Query matching for spatio-temporal action detection with query-based object detector
Shimon Hori, Kazuki Omi, Toru Tamaki
TL;DR
This work addresses spatio-temporal action detection (STAD) by extending the DETR framework with temporal feature shift and a query-matching mechanism to maintain temporal consistency across frames. By applying DETR frame-by-frame and aligning object queries via a Hungarian-matching-based method before shifting, the model propagates object-specific information over time. Experiments on JHMDB21 show that shifting decoder features and queries, when combined with query matching, yields notable gains in video-mAP (up to around 6.4%) while keeping frame-mAP reasonable, indicating improved tube-level detection. The approach preserves DETR’s architecture with minimal modifications and suggests strong potential for transfer to larger STAD datasets like AVA, with future work to understand the mechanics behind the gains and to benchmark against prior methods.
Abstract
In this paper, we propose a method that extends the query-based object detection model, DETR, to spatio-temporal action detection, which requires maintaining temporal consistency in videos. Our proposed method applies DETR to each frame and uses feature shift to incorporate temporal information.

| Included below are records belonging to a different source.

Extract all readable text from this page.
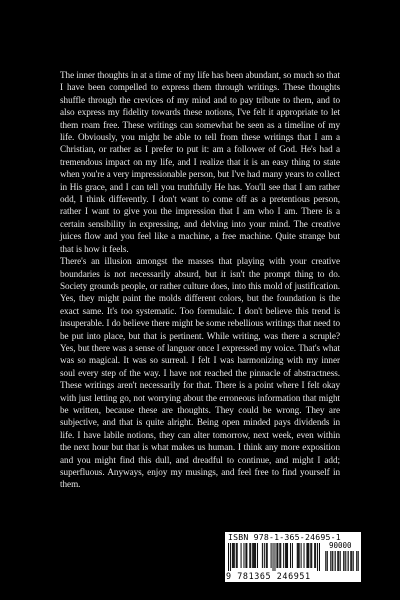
The inner thoughts in at a time of my life has been abundant, so much so that I have been compelled to express them through writings. These thoughts shuffle through the crevices of my mind and to pay tribute to them, and to also express my fidelity towards these notions, I've felt it appropriate to let them roam free. These writings can somewhat be seen as a timeline of my life. Obviously, you might be able to tell from these writings that I am a Christian, or rather as I prefer to put it: am a follower of God. He's had a tremendous impact on my life, and I realize that it is an easy thing to state when you're a very impressionable person, but I've had many years to collect in His grace, and I can tell you truthfully He has. You'll see that I am rather odd, I think differently. I don't want to come off as a pretentious person, rather I want to give you the impression that I am who I am. There is a certain sensibility in expressing, and delving into your mind. The creative juices flow and you feel like a machine, a free machine. Quite strange but that is how it feels.

There's an illusion amongst the masses that playing with your creative boundaries is not necessarily absurd, but it isn't the prompt thing to do. Society grounds people, or rather culture does, into this mold of justification. Yes, they might paint the molds different colors, but the foundation is the exact same. It's too systematic. Too formulaic. I don't believe this trend is insuperable. I do believe there might be some rebellious writings that need to be put into place, but that is pertinent. While writing, was there a scruple? Yes, but there was a sense of languor once I expressed my voice. That's what was so magical. It was so surreal. I felt I was harmonizing with my inner soul every step of the way. I have not reached the pinnacle of abstractness. These writings aren't necessarily for that. There is a point where I felt okay with just letting go, not worrying about the erroneous information that might be written, because these are thoughts. They could be wrong. They are subjective, and that is quite alright. Being open minded pays dividends in life. I have labile notions, they can alter tomorrow, next week, even within the next hour but that is what makes us human. I think any more exposition and you might find this dull, and dreadful to continue, and might I add; superfluous. Anyways, enjoy my musings, and feel free to find yourself in them.

ISBN 978-1-365-24695-1
90000
9 781365 246951
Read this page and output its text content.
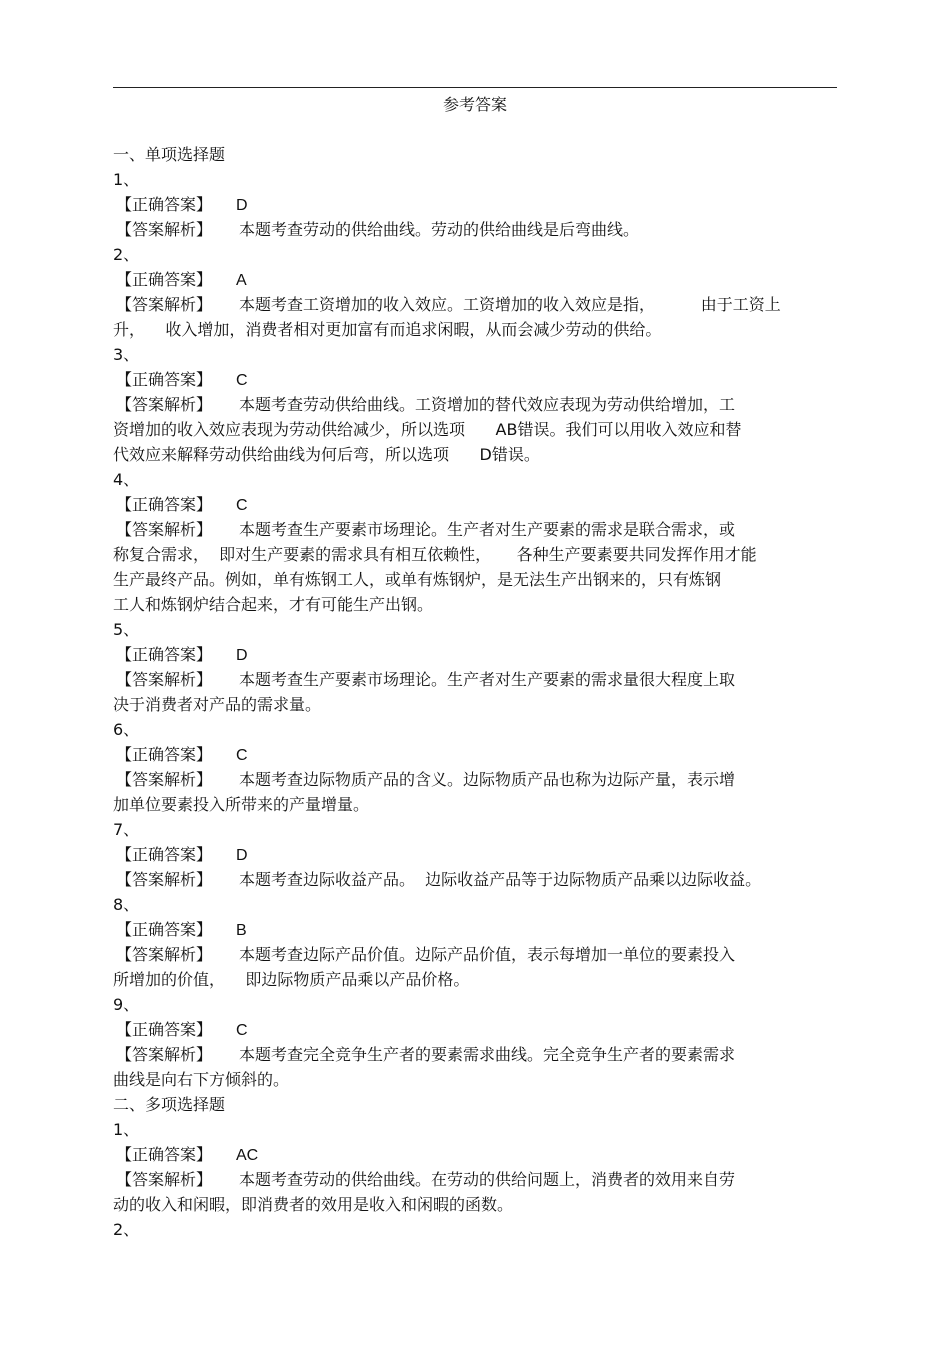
参考答案
一、单项选择题
1、
【正确答案】 D
【答案解析】 本题考查劳动的供给曲线。劳动的供给曲线是后弯曲线。
2、
【正确答案】 A
【答案解析】 本题考查工资增加的收入效应。工资增加的收入效应是指，         由于工资上
升，    收入增加，消费者相对更加富有而追求闲暇，从而会减少劳动的供给。
3、
【正确答案】 C
【答案解析】 本题考查劳动供给曲线。工资增加的替代效应表现为劳动供给增加，工
资增加的收入效应表现为劳动供给减少，所以选项      AB错误。我们可以用收入效应和替
代效应来解释劳动供给曲线为何后弯，所以选项      D错误。
4、
【正确答案】 C
【答案解析】 本题考查生产要素市场理论。生产者对生产要素的需求是联合需求，或
称复合需求，  即对生产要素的需求具有相互依赖性，     各种生产要素要共同发挥作用才能
生产最终产品。例如，单有炼钢工人，或单有炼钢炉，是无法生产出钢来的，只有炼钢
工人和炼钢炉结合起来，才有可能生产出钢。
5、
【正确答案】 D
【答案解析】 本题考查生产要素市场理论。生产者对生产要素的需求量很大程度上取
决于消费者对产品的需求量。
6、
【正确答案】 C
【答案解析】 本题考查边际物质产品的含义。边际物质产品也称为边际产量，表示增
加单位要素投入所带来的产量增量。
7、
【正确答案】 D
【答案解析】 本题考查边际收益产品。  边际收益产品等于边际物质产品乘以边际收益。
8、
【正确答案】 B
【答案解析】 本题考查边际产品价值。边际产品价值，表示每增加一单位的要素投入
所增加的价值，    即边际物质产品乘以产品价格。
9、
【正确答案】 C
【答案解析】 本题考查完全竞争生产者的要素需求曲线。完全竞争生产者的要素需求
曲线是向右下方倾斜的。
二、多项选择题
1、
【正确答案】 AC
【答案解析】 本题考查劳动的供给曲线。在劳动的供给问题上，消费者的效用来自劳
动的收入和闲暇，即消费者的效用是收入和闲暇的函数。
2、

However, DETR's object queries in each frame may correspond to different objects, making a simple feature shift ineffective. To overcome this issue, we propose query matching across different frames, ensuring that queries for the same object are matched and used for the feature shift. Experimental results show that performance on the JHMDB21 dataset improves significantly when query features are shifted using the proposed query matching.